In order to acquire a series of network behaviors of software, the invention groups the collected network data packets according to the characteristics of the data packets, and distinguishes the data packets sent by each software and different behaviors represented by the data packets. The feature types used include, but are not limited to, statistical features, protocol-based features, time sequence features, manually labeled features, deep learning model extracted features, and the like, and effective features are extracted by combining the features and feature extraction methods. Classifying the data packets according to the characteristics based on predefined rules, and finally normalizing the characteristics.
The invention obtains the context relation of network communication behaviors based on self-attention. Self-attention is an attention mechanism for processing sequence data that allows a model to assign different attention weights to different locations in a sequence as it is processed, more flexibly capturing dependencies in a sequence. Therefore, the invention uses the self-attention component to process the software communication behavior, firstly obtains the relation inside a single node in the behavior to obtain the segment vector of the single node, and then combines the segment vectors to obtain the context relation of the whole behavior chain.
The statistical features of the invention can be used for knowing the behavior trend and the discrete degree of the software behavior chain, and for the vectors output by self-attention, the statistical features of the dimension, the calculated average value, the standard deviation, the variance, the deviation, the median absolute deviation, the kurtosis and the like are counted to obtain the feature vector for representing the statistical features of the communication behavior.
The specific category number of the present invention is determined according to the category of the software behavior.
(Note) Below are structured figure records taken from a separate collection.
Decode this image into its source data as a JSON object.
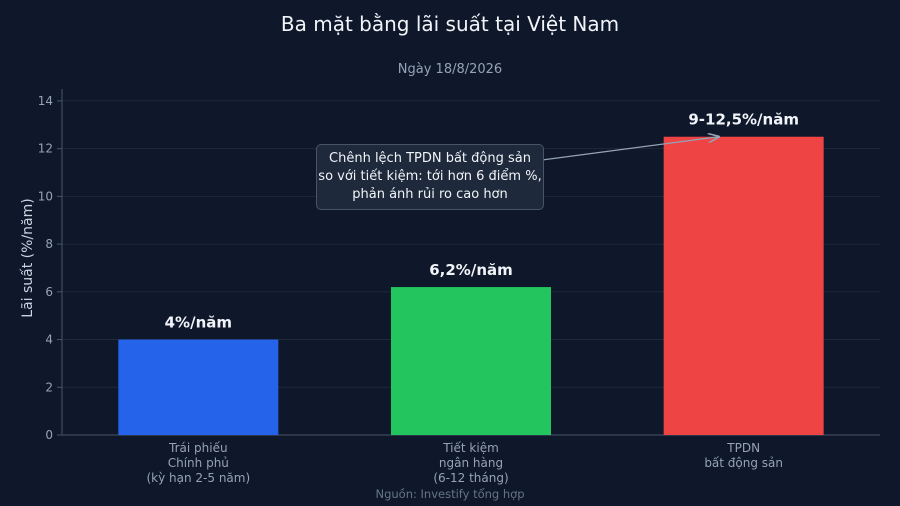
{
  "chart_data": {
    "type": "bar",
    "title": "Ba mặt bằng lãi suất tại Việt Nam",
    "subtitle": "Ngày 18/8/2026",
    "ylabel": "Lãi suất (%/năm)",
    "xlabel": "",
    "ylim": [
      0,
      14.5
    ],
    "yticks": [
      0,
      2,
      4,
      6,
      8,
      10,
      12,
      14
    ],
    "grid": true,
    "categories": [
      [
        "Trái phiếu",
        "Chính phủ",
        "(kỳ hạn 2-5 năm)"
      ],
      [
        "Tiết kiệm",
        "ngân hàng",
        "(6-12 tháng)"
      ],
      [
        "TPDN",
        "bất động sản"
      ]
    ],
    "values": [
      4,
      6.2,
      12.5
    ],
    "data_labels": [
      "4%/năm",
      "6,2%/năm",
      "9-12,5%/năm"
    ],
    "bar_colors": [
      "#2563eb",
      "#22c55e",
      "#ef4444"
    ],
    "annotation": {
      "lines": [
        "Chênh lệch TPDN bất động sản",
        "so với tiết kiệm: tới hơn 6 điểm %,",
        "phản ánh rủi ro cao hơn"
      ],
      "points_to_category": 2
    },
    "source": "Nguồn: Investify tổng hợp"
  },
  "colors": {
    "background": "#0f172a",
    "grid": "#1e293b",
    "axis": "#475569",
    "text": "#f1f5f9",
    "muted": "#94a3b8"
  }
}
The basic behaviors of different software are similar, so that the basic behaviors from different software can be classified into the same class through clustering, the special behaviors of the software can be separately classified into one class, and after classification, the similarity baseline of each class is recorded.
The above embodiments are only for illustrating the technical solution of the present invention and not for limiting the same, and those skilled in the art may modify or substitute the technical solution of the present invention, and the scope of the present invention is defined by the claims.